No, dammit, it’s not. We all know the chorus, folks, so let’s sing it together: Marketers rarely isolate granular information on a single, identifiable individual. What marketers do – or, more specifically, what marketers program nonjudgmental, unthinking machines to do – is isolate traits common to their desired targets, and present hopefully relevant ads to groups of lookalike prospects.

What Cohen is describing is a form of cyberstalking and potential harassment, which is very different from what online marketers do. Any institution can assign human monitors to ferret out damaging information on a very small number of individuals. Manpower requirements don’t really allow for much more than that.

Throwing e-commerce into an editorial that focuses on online information abuses by the government, or potential employers or blackmailers (three groups about which the editorial sounds an alarm), is dirty pool.

Cohen further writes “If George Orwell had lived in the Internet age, he could have painted a grim picture of how Web monitoring could be used to promote authoritarianism. There is no need for the neighborhood informants and paper dossiers if the government can see citizens’ every Web site visit, e-mail and text message.”

Indeed. And if Gertrude Stein had lived in the Internet age, she could have painted a picture of the succession of fancy names for DM practices by writing “a database marketing strategy is a database marketing strategy is a database marketing strategy.” Aren’t speculative statements fun?

The Times ran this editorial because a relatively new term – behavioral targeting – is being applied to practices online marketers have been performing for more than a decade, and offline marketers have been undertaking for more than a century.

Dragging George Orwell into this debate is a form of literary bait and switch. Orwell’s “1984” was about total government control, not about a relentless drive to sell toothpaste (or whatever). The fabled telescreens of that dystopian novel were used to monitor citizens’ activities. But throughout the entire book there isn’t a single mention of the telescreens carrying a commercial.

Not one.

I don’t fault Cohen for holding these opinions. If there is blame to be assigned, it’s to an industry that allows these sorts of statements in the general press to go unchallenged.
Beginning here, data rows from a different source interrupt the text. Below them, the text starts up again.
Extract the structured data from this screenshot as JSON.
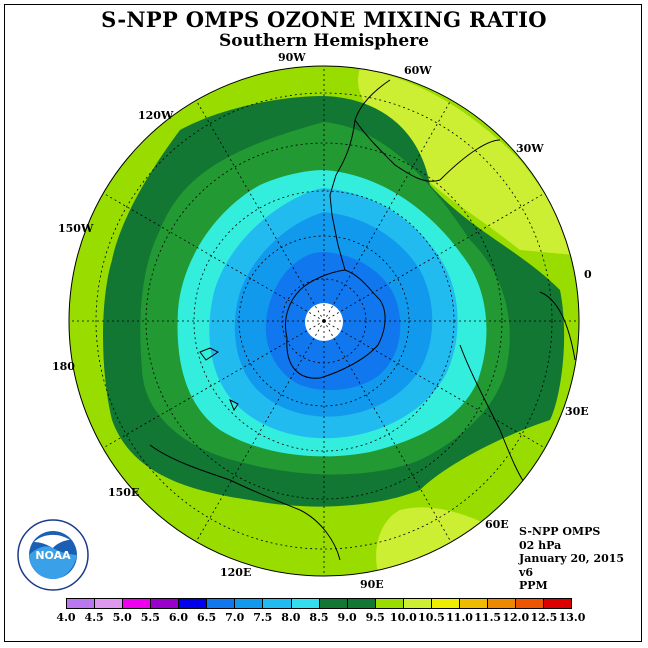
{
  "title": "S-NPP OMPS OZONE MIXING RATIO",
  "subtitle": "Southern Hemisphere",
  "info": {
    "instrument": "S-NPP OMPS",
    "level": "02 hPa",
    "date": "January 20, 2015",
    "version": "v6",
    "units": "PPM"
  },
  "logo": {
    "text": "NOAA",
    "ring_text": "NATIONAL OCEANIC AND ATMOSPHERIC ADMINISTRATION · U.S. DEPARTMENT OF COMMERCE"
  },
  "map": {
    "projection": "south-polar-stereographic",
    "longitude_labels": [
      "90W",
      "60W",
      "30W",
      "0",
      "30E",
      "60E",
      "90E",
      "120E",
      "150E",
      "180",
      "150W",
      "120W"
    ],
    "ozone_levels_center_to_edge_ppm": [
      6.5,
      7.0,
      7.5,
      8.0,
      8.5,
      9.0,
      9.5
    ]
  },
  "colorbar": {
    "ticks": [
      "4.0",
      "4.5",
      "5.0",
      "5.5",
      "6.0",
      "6.5",
      "7.0",
      "7.5",
      "8.0",
      "8.5",
      "9.0",
      "9.5",
      "10.0",
      "10.5",
      "11.0",
      "11.5",
      "12.0",
      "12.5",
      "13.0"
    ],
    "colors": [
      "#bb77ee",
      "#dd99ee",
      "#ee00ee",
      "#9900cc",
      "#0000ee",
      "#1177ee",
      "#1199ee",
      "#22bbf0",
      "#33ddee",
      "#117733",
      "#117733",
      "#99dd00",
      "#ccee33",
      "#eeee00",
      "#eebb00",
      "#ee8800",
      "#ee5500",
      "#dd0000",
      "#885533"
    ]
  }
}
The marketing community never seems to get equal time to rebut these statements, nor does the community seem to ask for it.

I doubt Cohen was personally contacted by a calm, rational industry representative who offered to provide an opposing view after this piece ran. As a result, opinions held by Cohen and other writers become calcified, and the same lack of nuance crops up the next time they consider the evils of behavioral targeting, or whatever the next buzzword is going to be.

The direct marketing community could use a centralized entity to challenge such misconceptions. Surely marketers would be willing to pony up – just to pull a number out of the air – $1,500 or more a year (on a sliding scale, based on their direct marketing expenditures) for such an organization? DM agencies and suppliers, which would be much more deeply affected by letting these editorials go unchallenged, could be charged, I dunno, $3,100 and up, annually, based on their total revenue from providing direct marketing services. And the organization could give nonprofit members a break, starting their annual fees at, hmm, how does $650 a year sound?

Yeah, I definitely think there’s room for such an organization, which as part of its mission actively and aggressively challenges misconceptions among the general press. Anyone got any suggestions for names?